Bei der Riesenurne lagen mehrere kleine Gefäße von gleicher Beschaffenheit, von denen aber der größere Theil zertrümmert, zwei jedoch fast ganz erhalten waren.

2) Ein Tragetopf.

Ein kleines, kugelförmiges Gefäß, 11 1/2 Centim. hoch und 36 Centim. weit im Bauchdurchmesser. Unter dem Rande sind 2 Knoten, welche durchbohrt sind zum Durchziehen einer Schnur oder eines dünnen Seils. Das Gefäß hat also zum Tragen und Heben an einer Schnur gedient und ist ungefähr das, was plattdeutsch "sêlpott", d. i. Seiltopf oder Tragetopf, heißt.

3) Eine Henkelkanne.

Ein schlankes, gehenkeltes Gießgefäß, 12 Centim. hoch und 31 Centim. weit im Bauchdurchmesser. Der Henkel ist abgebrochen, jedoch sind die Ansätze noch vorhanden.
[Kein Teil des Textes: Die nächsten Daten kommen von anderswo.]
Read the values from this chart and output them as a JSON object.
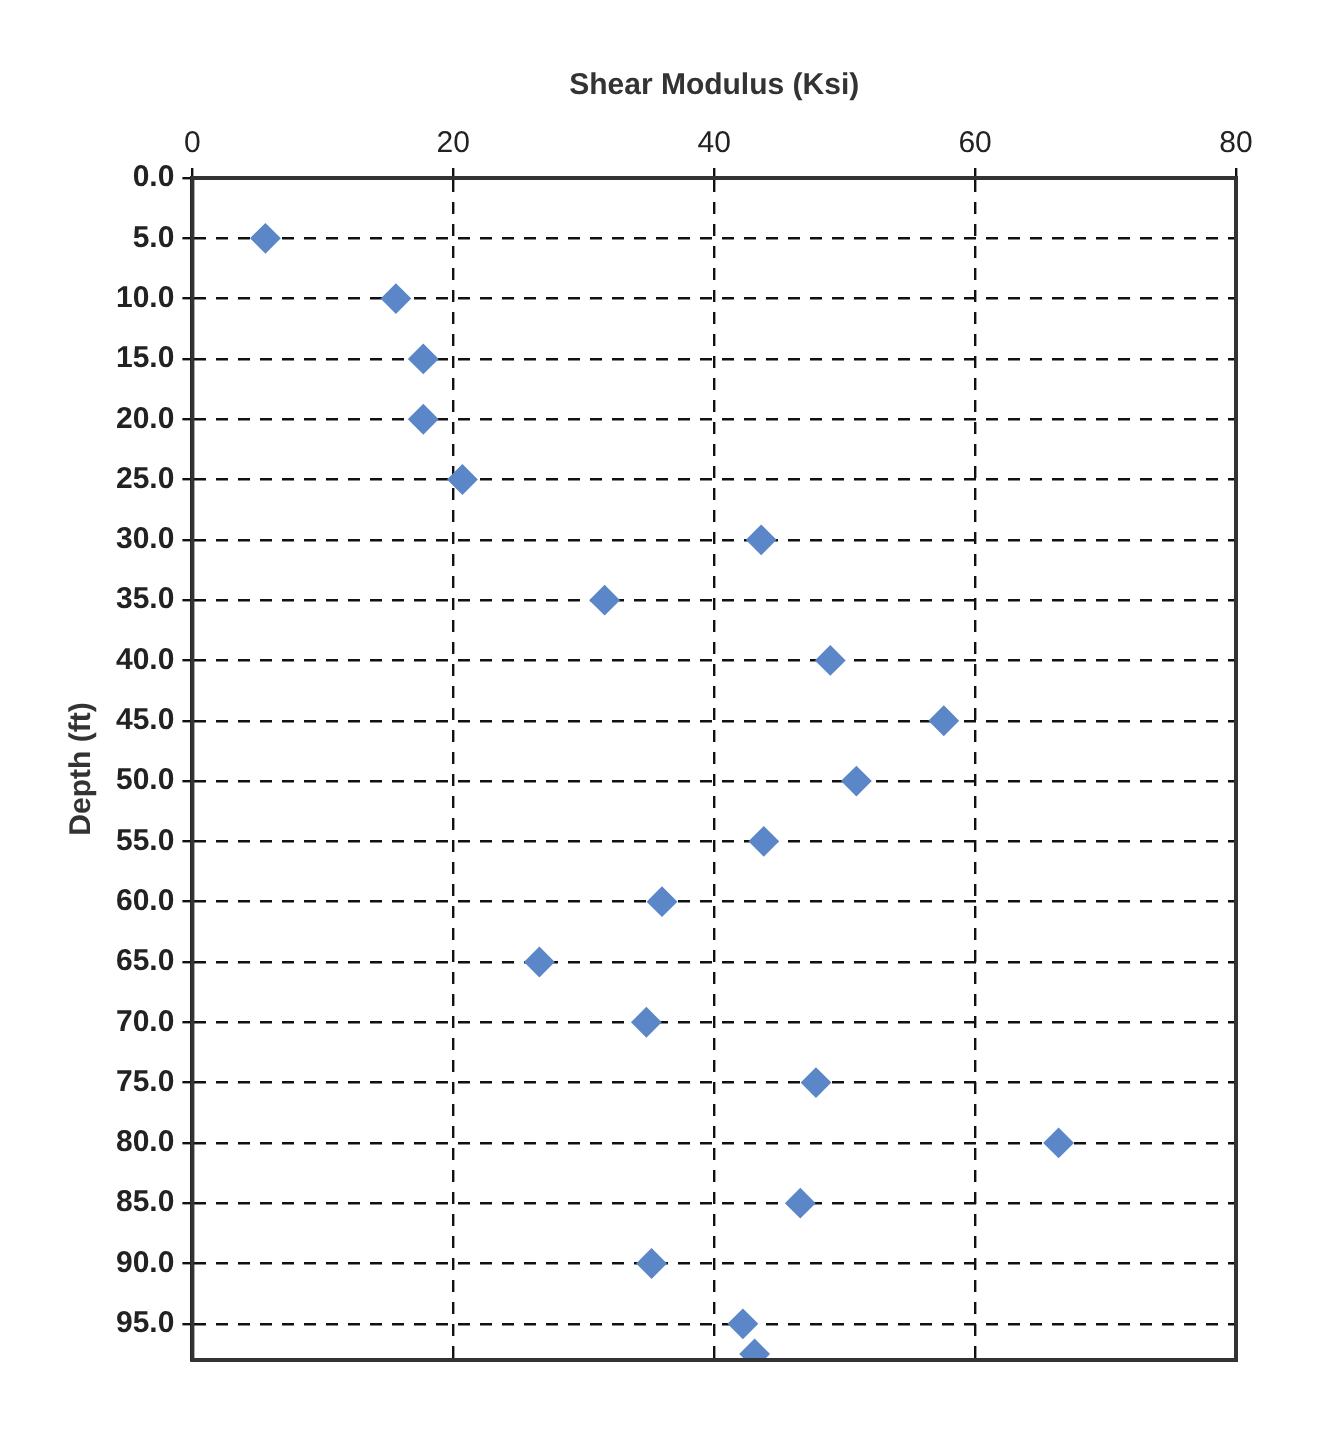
{
  "chart_data": {
    "type": "scatter",
    "xlabel": "Shear Modulus (Ksi)",
    "ylabel": "Depth (ft)",
    "series": [
      {
        "color": "#5b87c8",
        "x": [
          5.6,
          15.6,
          17.7,
          17.7,
          20.7,
          43.6,
          31.6,
          48.9,
          57.6,
          50.9,
          43.8,
          36,
          26.6,
          34.8,
          47.8,
          66.4,
          46.6,
          35.2,
          42.2,
          43.1
        ],
        "values": [
          5,
          10,
          15,
          20,
          25,
          30,
          35,
          40,
          45,
          50,
          55,
          60,
          65,
          70,
          75,
          80,
          85,
          90,
          95,
          97.5
        ]
      }
    ],
    "xlim": [
      0,
      80
    ],
    "xticks": [
      0,
      20,
      40,
      60,
      80
    ],
    "ylim": [
      98,
      0
    ],
    "yticks": [
      {
        "value": 0,
        "label": "0.0"
      },
      {
        "value": 5,
        "label": "5.0"
      },
      {
        "value": 10,
        "label": "10.0"
      },
      {
        "value": 15,
        "label": "15.0"
      },
      {
        "value": 20,
        "label": "20.0"
      },
      {
        "value": 25,
        "label": "25.0"
      },
      {
        "value": 30,
        "label": "30.0"
      },
      {
        "value": 35,
        "label": "35.0"
      },
      {
        "value": 40,
        "label": "40.0"
      },
      {
        "value": 45,
        "label": "45.0"
      },
      {
        "value": 50,
        "label": "50.0"
      },
      {
        "value": 55,
        "label": "55.0"
      },
      {
        "value": 60,
        "label": "60.0"
      },
      {
        "value": 65,
        "label": "65.0"
      },
      {
        "value": 70,
        "label": "70.0"
      },
      {
        "value": 75,
        "label": "75.0"
      },
      {
        "value": 80,
        "label": "80.0"
      },
      {
        "value": 85,
        "label": "85.0"
      },
      {
        "value": 90,
        "label": "90.0"
      },
      {
        "value": 95,
        "label": "95.0"
      }
    ],
    "grid": true,
    "marker": "diamond",
    "legend": false
  }
}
Wahrscheinlich ist es, daß diese Gefäße aus der letzten Bronzezeit oder aus der ersten Eisenzeit stammen.


1) Ein ganz gleicher Knochen, wissenschaftlich als Knochen vom Rind bestimmt, fand sich auch in einer Meklenburgischen Höhlenwohnung aus der Steinzeit zu Pölitz; Vgl. Jahrb. XXXIV, S. 203 flgd.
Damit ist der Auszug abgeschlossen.